We need sunlight to wake us up and darkness to help us sleep — light changes trigger the production of melatonin, the hormone that prepares the body for sleep.

Using computer screens, iPads and smartphones — which all emit light — exacerbates the problem, say researchers from the University of California Los Angeles Sleep Disorders Centre.

And because we sit with or hold these devices so close to our faces, staring directly into the light, the effect is amplified compared with, say, a TV across the room.

As a result we not only feel tired, but our metabolism suffers, too.

And if your internal body clock is not in synch with real time, it increases the risk of being addicted to alcohol to calm down at night or cigarettes as a stimulant to stay alert during the day.

Eating at your desk causes tummy bugs

The crumbs that accumulate on your desk and in your keyboard provide a perfect environment for bacteria and fungi to thrive, says Dr Ron Cutler, a micro- biologist at Queen Mary University of London.

The temperature in offices is typically around 20C, the point at which staphy­loc­occus can breed, causing diarrhoea and vomiting — which is why leaving your sandwich on your desk all morning is also a risk.

‘Meat or chicken in temperatures of more than 4c will start to see salmonella growing after two or three hours,’ says Dr Peter Wilson, a micro­bi­ologist at University College London Hospitals.

Your risk of catching your colleagues’ bugs are also higher in an open-plan office, says Dr Cutler.

‘If you are coughing and spluttering, do everyone a favour and go home.

'The particle matter in a sneeze can travel more than three metres in any direction.’

Missed promotion puts the heart at risk

Getting passed over for a promotion is linked to heart disease, according to research from University College London.

Scientists tracked the employment histories and health outcomes of 4,700 civil servants in London.

Those in departments with high rates of promotion were appro­ximately 20 per cent less likely to develop heart disease than those who weren’t.

'It’s largely down to a feeling of being in control (or not), says Daryl O’Connor, professor of health psychology at the University of Leeds.

‘If you feel you’ve put in a lot of effort and it has not been rewarded, this increases stress and, in turn, the risk of heart disease.’

Smartphones can affect your memory

Research last month revealed the average employee effectively works a 12-hour day due to checking emails before and after work, for instance on their smartphone.

But experts warn that mentally ‘clocking in’ before leaving the house and struggling to switch off at home could be detrimental.

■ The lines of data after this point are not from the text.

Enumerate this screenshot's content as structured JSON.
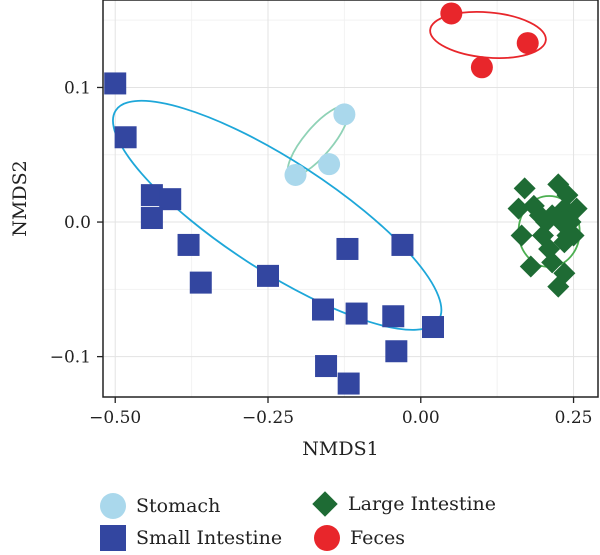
{
  "chart_data": {
    "type": "scatter",
    "title": "",
    "xlabel": "NMDS1",
    "ylabel": "NMDS2",
    "xlim": [
      -0.52,
      0.29
    ],
    "ylim": [
      -0.13,
      0.165
    ],
    "x_ticks": [
      -0.5,
      -0.25,
      0.0,
      0.25
    ],
    "x_tick_labels": [
      "−0.50",
      "−0.25",
      "0.00",
      "0.25"
    ],
    "y_ticks": [
      0.1,
      0.0,
      -0.1
    ],
    "y_tick_labels": [
      "0.1",
      "0.0",
      "−0.1"
    ],
    "grid": true,
    "legend_position": "bottom",
    "series": [
      {
        "name": "Stomach",
        "marker": "circle",
        "color": "#aad8ec",
        "points": [
          [
            -0.125,
            0.08
          ],
          [
            -0.205,
            0.035
          ],
          [
            -0.15,
            0.043
          ]
        ],
        "ellipse": {
          "cx": -0.168,
          "cy": 0.06,
          "rx": 0.072,
          "ry": 0.023,
          "angle_deg": -50,
          "color": "#8fd2b6"
        }
      },
      {
        "name": "Small Intestine",
        "marker": "square",
        "color": "#3346a0",
        "points": [
          [
            -0.5,
            0.103
          ],
          [
            -0.483,
            0.063
          ],
          [
            -0.44,
            0.02
          ],
          [
            -0.41,
            0.017
          ],
          [
            -0.44,
            0.003
          ],
          [
            -0.38,
            -0.017
          ],
          [
            -0.36,
            -0.045
          ],
          [
            -0.25,
            -0.04
          ],
          [
            -0.12,
            -0.02
          ],
          [
            -0.03,
            -0.017
          ],
          [
            -0.16,
            -0.065
          ],
          [
            -0.105,
            -0.068
          ],
          [
            -0.045,
            -0.07
          ],
          [
            0.02,
            -0.078
          ],
          [
            -0.04,
            -0.096
          ],
          [
            -0.155,
            -0.107
          ],
          [
            -0.118,
            -0.12
          ]
        ],
        "ellipse": {
          "cx": -0.235,
          "cy": 0.005,
          "rx": 0.315,
          "ry": 0.09,
          "angle_deg": 33,
          "color": "#1ea7d9"
        }
      },
      {
        "name": "Large Intestine",
        "marker": "diamond",
        "color": "#1e6b34",
        "points": [
          [
            0.17,
            0.025
          ],
          [
            0.185,
            0.012
          ],
          [
            0.225,
            0.028
          ],
          [
            0.24,
            0.02
          ],
          [
            0.195,
            0.005
          ],
          [
            0.235,
            0.01
          ],
          [
            0.255,
            0.01
          ],
          [
            0.16,
            0.01
          ],
          [
            0.205,
            0.0
          ],
          [
            0.215,
            0.005
          ],
          [
            0.23,
            0.0
          ],
          [
            0.245,
            0.0
          ],
          [
            0.165,
            -0.01
          ],
          [
            0.2,
            -0.01
          ],
          [
            0.24,
            -0.01
          ],
          [
            0.21,
            -0.02
          ],
          [
            0.235,
            -0.015
          ],
          [
            0.25,
            -0.01
          ],
          [
            0.215,
            -0.03
          ],
          [
            0.18,
            -0.033
          ],
          [
            0.235,
            -0.038
          ],
          [
            0.225,
            -0.048
          ]
        ],
        "ellipse": {
          "cx": 0.21,
          "cy": -0.007,
          "rx": 0.05,
          "ry": 0.058,
          "angle_deg": 0,
          "color": "#4caf50"
        }
      },
      {
        "name": "Feces",
        "marker": "circle",
        "color": "#e8262b",
        "points": [
          [
            0.05,
            0.155
          ],
          [
            0.1,
            0.115
          ],
          [
            0.175,
            0.133
          ]
        ],
        "ellipse": {
          "cx": 0.11,
          "cy": 0.139,
          "rx": 0.095,
          "ry": 0.037,
          "angle_deg": 5,
          "color": "#e8262b"
        }
      }
    ]
  },
  "legend": {
    "items": [
      {
        "label": "Stomach",
        "color": "#aad8ec"
      },
      {
        "label": "Small Intestine",
        "color": "#3346a0"
      },
      {
        "label": "Large Intestine",
        "color": "#1e6b34"
      },
      {
        "label": "Feces",
        "color": "#e8262b"
      }
    ]
  }
}
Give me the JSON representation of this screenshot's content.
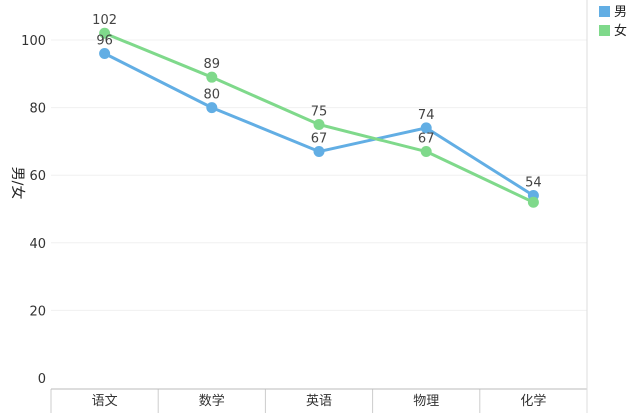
{
  "chart_data": {
    "type": "line",
    "categories": [
      "语文",
      "数学",
      "英语",
      "物理",
      "化学"
    ],
    "series": [
      {
        "name": "男",
        "values": [
          96,
          80,
          67,
          74,
          54
        ],
        "color": "#62aee4"
      },
      {
        "name": "女",
        "values": [
          102,
          89,
          75,
          67,
          52
        ],
        "color": "#7fd98b"
      }
    ],
    "data_labels": {
      "男": [
        "96",
        "80",
        "67",
        "74",
        "54"
      ],
      "女": [
        "102",
        "89",
        "75",
        "67",
        ""
      ]
    },
    "ylabel": "男/女",
    "y_ticks": [
      0,
      20,
      40,
      60,
      80,
      100
    ],
    "ylim": [
      0,
      110
    ],
    "grid": true,
    "legend_position": "top-right"
  }
}
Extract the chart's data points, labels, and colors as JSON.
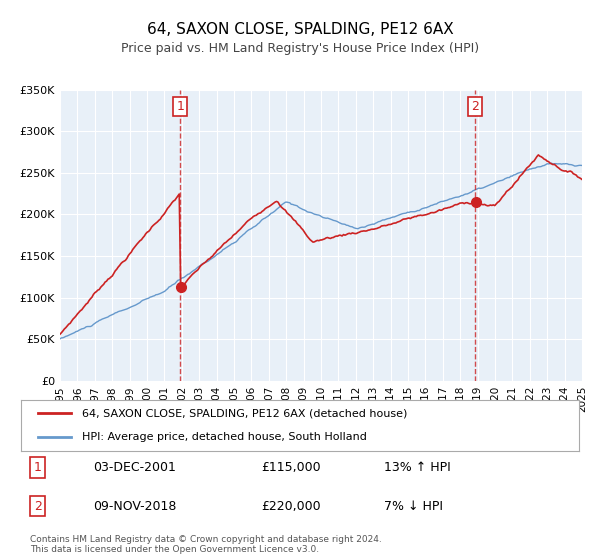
{
  "title": "64, SAXON CLOSE, SPALDING, PE12 6AX",
  "subtitle": "Price paid vs. HM Land Registry's House Price Index (HPI)",
  "red_line_label": "64, SAXON CLOSE, SPALDING, PE12 6AX (detached house)",
  "blue_line_label": "HPI: Average price, detached house, South Holland",
  "marker1_date_idx": 2001.92,
  "marker1_value": 115000,
  "marker1_label": "03-DEC-2001",
  "marker1_price": "£115,000",
  "marker1_hpi": "13% ↑ HPI",
  "marker2_date_idx": 2018.86,
  "marker2_value": 220000,
  "marker2_label": "09-NOV-2018",
  "marker2_price": "£220,000",
  "marker2_hpi": "7% ↓ HPI",
  "ylim": [
    0,
    350000
  ],
  "xlim": [
    1995,
    2025
  ],
  "footer": "Contains HM Land Registry data © Crown copyright and database right 2024.\nThis data is licensed under the Open Government Licence v3.0.",
  "background_color": "#ffffff",
  "plot_bg_color": "#e8f0f8",
  "grid_color": "#ffffff",
  "red_color": "#cc2222",
  "blue_color": "#6699cc"
}
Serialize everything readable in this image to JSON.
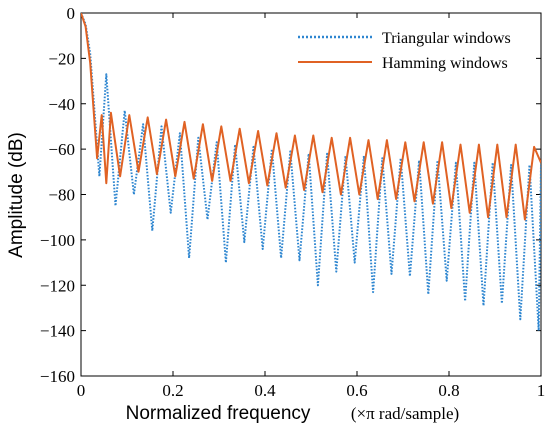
{
  "chart_data": {
    "type": "line",
    "title": "",
    "xlabel": "Normalized frequency",
    "xlabel_unit": "(×π rad/sample)",
    "ylabel": "Amplitude (dB)",
    "xlim": [
      0,
      1
    ],
    "ylim": [
      -160,
      0
    ],
    "x_ticks": [
      0,
      0.2,
      0.4,
      0.6,
      0.8,
      1
    ],
    "x_tick_labels": [
      "0",
      "0.2",
      "0.4",
      "0.6",
      "0.8",
      "1"
    ],
    "y_ticks": [
      0,
      -20,
      -40,
      -60,
      -80,
      -100,
      -120,
      -140,
      -160
    ],
    "y_tick_labels": [
      "0",
      "−20",
      "−40",
      "−60",
      "−80",
      "−100",
      "−120",
      "−140",
      "−160"
    ],
    "grid": false,
    "legend_position": "top-right",
    "series": [
      {
        "name": "Triangular windows",
        "color": "#2E86D0",
        "style": "dotted",
        "x": [
          0,
          0.01,
          0.02,
          0.03,
          0.04,
          0.055,
          0.075,
          0.095,
          0.115,
          0.135,
          0.155,
          0.175,
          0.195,
          0.215,
          0.235,
          0.255,
          0.275,
          0.295,
          0.315,
          0.335,
          0.355,
          0.375,
          0.395,
          0.415,
          0.435,
          0.455,
          0.475,
          0.495,
          0.515,
          0.535,
          0.555,
          0.575,
          0.595,
          0.615,
          0.635,
          0.655,
          0.675,
          0.695,
          0.715,
          0.735,
          0.755,
          0.775,
          0.795,
          0.815,
          0.835,
          0.855,
          0.875,
          0.895,
          0.915,
          0.935,
          0.955,
          0.975,
          0.995,
          1
        ],
        "y": [
          0,
          -5,
          -18,
          -45,
          -72,
          -27,
          -85,
          -43,
          -80,
          -49,
          -96,
          -50,
          -88,
          -53,
          -108,
          -55,
          -91,
          -57,
          -110,
          -58,
          -101,
          -59,
          -104,
          -60,
          -108,
          -61,
          -109,
          -62,
          -120,
          -62,
          -114,
          -63,
          -110,
          -63,
          -123,
          -64,
          -115,
          -64,
          -116,
          -65,
          -124,
          -65,
          -118,
          -66,
          -127,
          -66,
          -129,
          -66,
          -128,
          -67,
          -135,
          -67,
          -140,
          -67
        ]
      },
      {
        "name": "Hamming windows",
        "color": "#E06224",
        "style": "solid",
        "x": [
          0,
          0.01,
          0.02,
          0.03,
          0.035,
          0.045,
          0.055,
          0.065,
          0.085,
          0.105,
          0.125,
          0.145,
          0.165,
          0.185,
          0.205,
          0.225,
          0.245,
          0.265,
          0.285,
          0.305,
          0.325,
          0.345,
          0.365,
          0.385,
          0.405,
          0.425,
          0.445,
          0.465,
          0.485,
          0.505,
          0.525,
          0.545,
          0.565,
          0.585,
          0.605,
          0.625,
          0.645,
          0.665,
          0.685,
          0.705,
          0.725,
          0.745,
          0.765,
          0.785,
          0.805,
          0.825,
          0.845,
          0.865,
          0.885,
          0.905,
          0.925,
          0.945,
          0.965,
          0.985,
          1
        ],
        "y": [
          0,
          -6,
          -22,
          -50,
          -64,
          -45,
          -75,
          -44,
          -72,
          -45,
          -70,
          -46,
          -71,
          -47,
          -72,
          -48,
          -73,
          -49,
          -74,
          -50,
          -74,
          -51,
          -75,
          -52,
          -76,
          -53,
          -77,
          -54,
          -78,
          -54,
          -79,
          -55,
          -80,
          -55,
          -80,
          -56,
          -82,
          -56,
          -82,
          -57,
          -83,
          -57,
          -84,
          -57,
          -86,
          -58,
          -88,
          -58,
          -90,
          -58,
          -90,
          -58,
          -91,
          -59,
          -66
        ]
      }
    ]
  }
}
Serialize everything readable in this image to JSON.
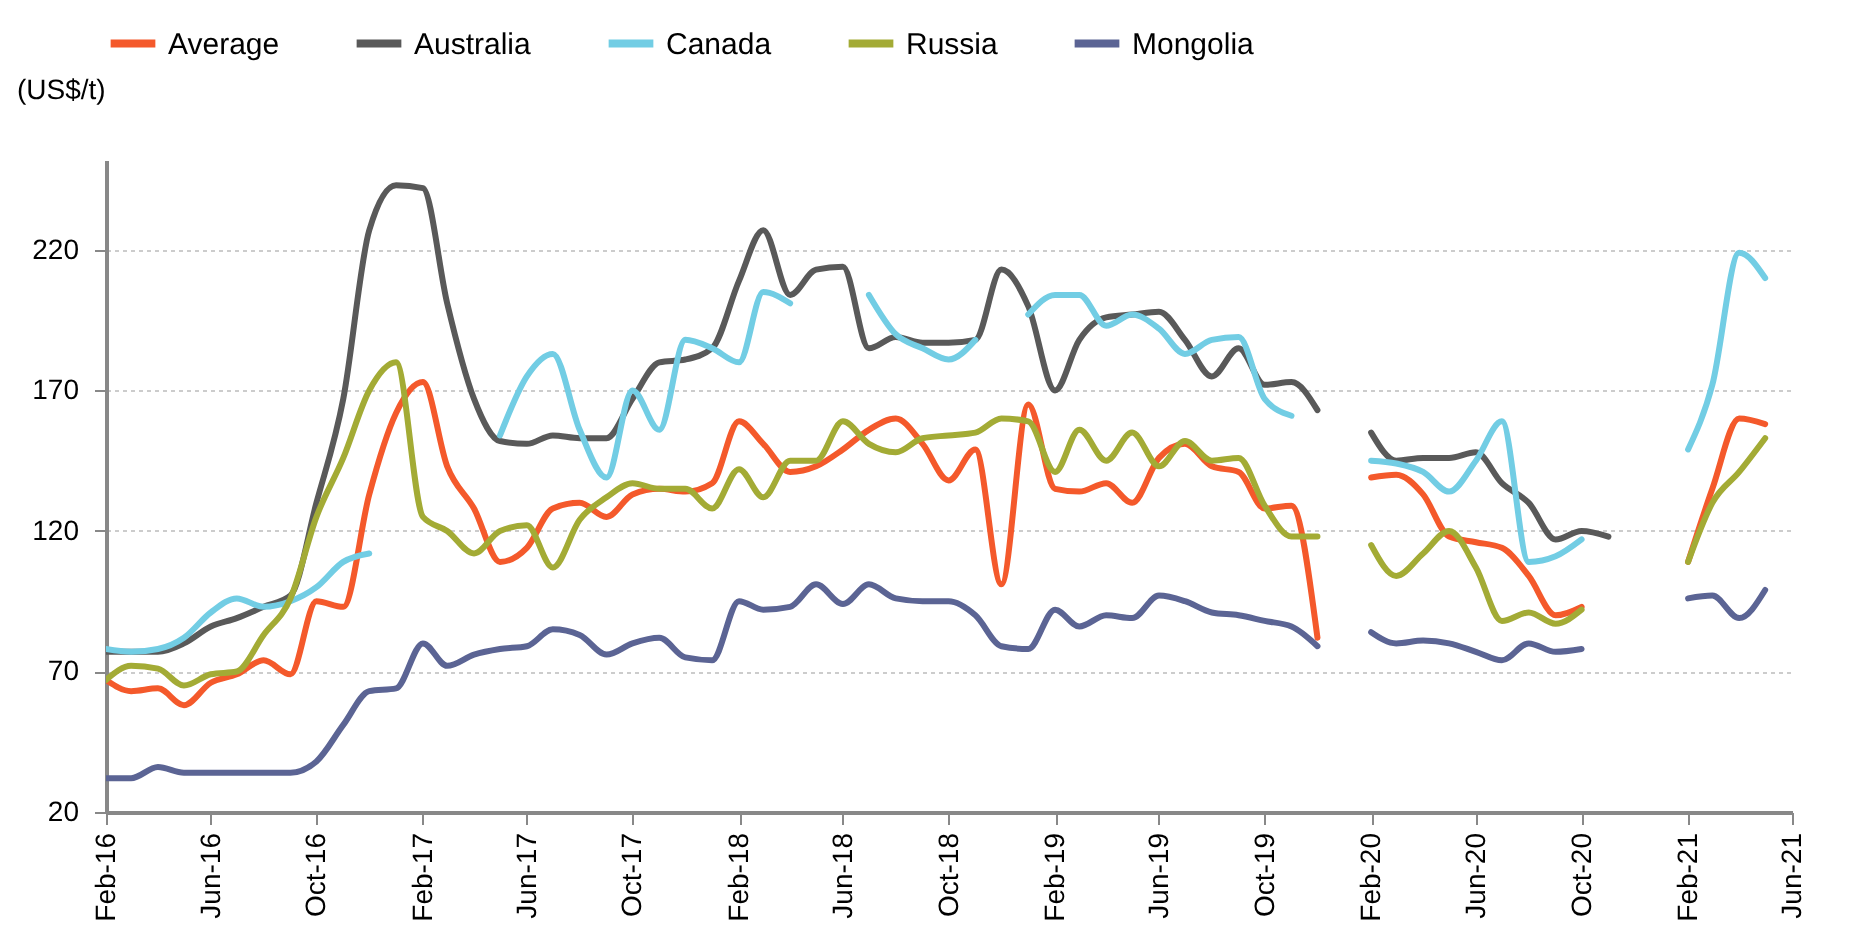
{
  "chart_data": {
    "type": "line",
    "ylabel": "(US$/t)",
    "legend": "top",
    "grid": "y",
    "line_style": "solid",
    "marker": "none",
    "x": [
      "2016-02",
      "2016-03",
      "2016-04",
      "2016-05",
      "2016-06",
      "2016-07",
      "2016-08",
      "2016-09",
      "2016-10",
      "2016-11",
      "2016-12",
      "2017-01",
      "2017-02",
      "2017-03",
      "2017-04",
      "2017-05",
      "2017-06",
      "2017-07",
      "2017-08",
      "2017-09",
      "2017-10",
      "2017-11",
      "2017-12",
      "2018-01",
      "2018-02",
      "2018-03",
      "2018-04",
      "2018-05",
      "2018-06",
      "2018-07",
      "2018-08",
      "2018-09",
      "2018-10",
      "2018-11",
      "2018-12",
      "2019-01",
      "2019-02",
      "2019-03",
      "2019-04",
      "2019-05",
      "2019-06",
      "2019-07",
      "2019-08",
      "2019-09",
      "2019-10",
      "2019-11",
      "2019-12",
      "2020-01",
      "2020-02",
      "2020-03",
      "2020-04",
      "2020-05",
      "2020-06",
      "2020-07",
      "2020-08",
      "2020-09",
      "2020-10",
      "2020-11",
      "2020-12",
      "2021-01",
      "2021-02",
      "2021-03",
      "2021-04",
      "2021-05"
    ],
    "xlim": [
      "2016-02",
      "2021-06"
    ],
    "xticks": [
      {
        "value": "2016-02",
        "label": "Feb-16"
      },
      {
        "value": "2016-06",
        "label": "Jun-16"
      },
      {
        "value": "2016-10",
        "label": "Oct-16"
      },
      {
        "value": "2017-02",
        "label": "Feb-17"
      },
      {
        "value": "2017-06",
        "label": "Jun-17"
      },
      {
        "value": "2017-10",
        "label": "Oct-17"
      },
      {
        "value": "2018-02",
        "label": "Feb-18"
      },
      {
        "value": "2018-06",
        "label": "Jun-18"
      },
      {
        "value": "2018-10",
        "label": "Oct-18"
      },
      {
        "value": "2019-02",
        "label": "Feb-19"
      },
      {
        "value": "2019-06",
        "label": "Jun-19"
      },
      {
        "value": "2019-10",
        "label": "Oct-19"
      },
      {
        "value": "2020-02",
        "label": "Feb-20"
      },
      {
        "value": "2020-06",
        "label": "Jun-20"
      },
      {
        "value": "2020-10",
        "label": "Oct-20"
      },
      {
        "value": "2021-02",
        "label": "Feb-21"
      },
      {
        "value": "2021-06",
        "label": "Jun-21"
      }
    ],
    "ylim": [
      20,
      252
    ],
    "yticks": [
      20,
      70,
      120,
      170,
      220
    ],
    "series": [
      {
        "name": "Average",
        "color": "#f4592b",
        "values": [
          67,
          63,
          64,
          58,
          66,
          69,
          74,
          69,
          95,
          93,
          133,
          162,
          173,
          143,
          128,
          109,
          114,
          128,
          130,
          125,
          133,
          135,
          134,
          137,
          159,
          151,
          141,
          143,
          149,
          156,
          160,
          151,
          138,
          149,
          101,
          165,
          135,
          134,
          137,
          130,
          146,
          151,
          143,
          141,
          128,
          129,
          82,
          null,
          139,
          140,
          133,
          118,
          116,
          114,
          104,
          90,
          93,
          null,
          null,
          null,
          109,
          135,
          160,
          158
        ]
      },
      {
        "name": "Australia",
        "color": "#595959",
        "values": [
          77,
          77,
          77,
          80,
          86,
          89,
          93,
          97,
          130,
          167,
          227,
          243,
          242,
          201,
          167,
          152,
          151,
          154,
          153,
          153,
          167,
          180,
          181,
          185,
          209,
          227,
          204,
          213,
          214,
          185,
          189,
          187,
          187,
          188,
          213,
          200,
          170,
          188,
          196,
          197,
          198,
          188,
          175,
          185,
          172,
          173,
          163,
          null,
          155,
          145,
          146,
          146,
          148,
          137,
          130,
          117,
          120,
          118,
          null,
          null,
          null,
          null,
          null,
          null
        ]
      },
      {
        "name": "Canada",
        "color": "#72cde4",
        "values": [
          78,
          77,
          78,
          82,
          91,
          96,
          93,
          95,
          100,
          109,
          112,
          null,
          null,
          null,
          null,
          154,
          175,
          183,
          156,
          139,
          170,
          156,
          188,
          185,
          180,
          205,
          201,
          null,
          null,
          204,
          190,
          185,
          181,
          188,
          null,
          197,
          204,
          204,
          193,
          197,
          192,
          183,
          188,
          189,
          167,
          161,
          null,
          null,
          145,
          144,
          141,
          134,
          145,
          159,
          109,
          111,
          117,
          null,
          null,
          null,
          149,
          172,
          219,
          210
        ]
      },
      {
        "name": "Russia",
        "color": "#a3ab35",
        "values": [
          67,
          72,
          71,
          65,
          69,
          70,
          83,
          96,
          125,
          146,
          170,
          180,
          125,
          120,
          112,
          120,
          122,
          107,
          124,
          132,
          137,
          135,
          135,
          128,
          142,
          132,
          145,
          145,
          159,
          151,
          148,
          153,
          154,
          155,
          160,
          159,
          141,
          156,
          145,
          155,
          143,
          152,
          145,
          146,
          129,
          118,
          118,
          null,
          115,
          104,
          112,
          120,
          107,
          88,
          91,
          87,
          92,
          null,
          null,
          null,
          109,
          130,
          141,
          153
        ]
      },
      {
        "name": "Mongolia",
        "color": "#5b6494",
        "values": [
          32,
          32,
          36,
          34,
          34,
          34,
          34,
          34,
          38,
          51,
          63,
          64,
          80,
          72,
          76,
          78,
          79,
          85,
          83,
          76,
          80,
          82,
          75,
          74,
          95,
          92,
          93,
          101,
          94,
          101,
          96,
          95,
          95,
          90,
          79,
          78,
          92,
          86,
          90,
          89,
          97,
          95,
          91,
          90,
          88,
          86,
          79,
          null,
          84,
          80,
          81,
          80,
          77,
          74,
          80,
          77,
          78,
          null,
          null,
          null,
          96,
          97,
          89,
          99
        ]
      }
    ]
  }
}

Constantly trying to force information into the brain overloads it, says Dr Nerina Ramlakhan, a sleep therapist at Capio Nightingale Hospital.

‘Part of the brain — the short-term storehouse — doesn’t like to be busy all the time. It likes to have a chance to switch off, consolidate and file away things that we might need later on.

‘If we try to force it to work all the time it shuts down anyway.

'As a result, we become stressed and our memory isn’t as good.’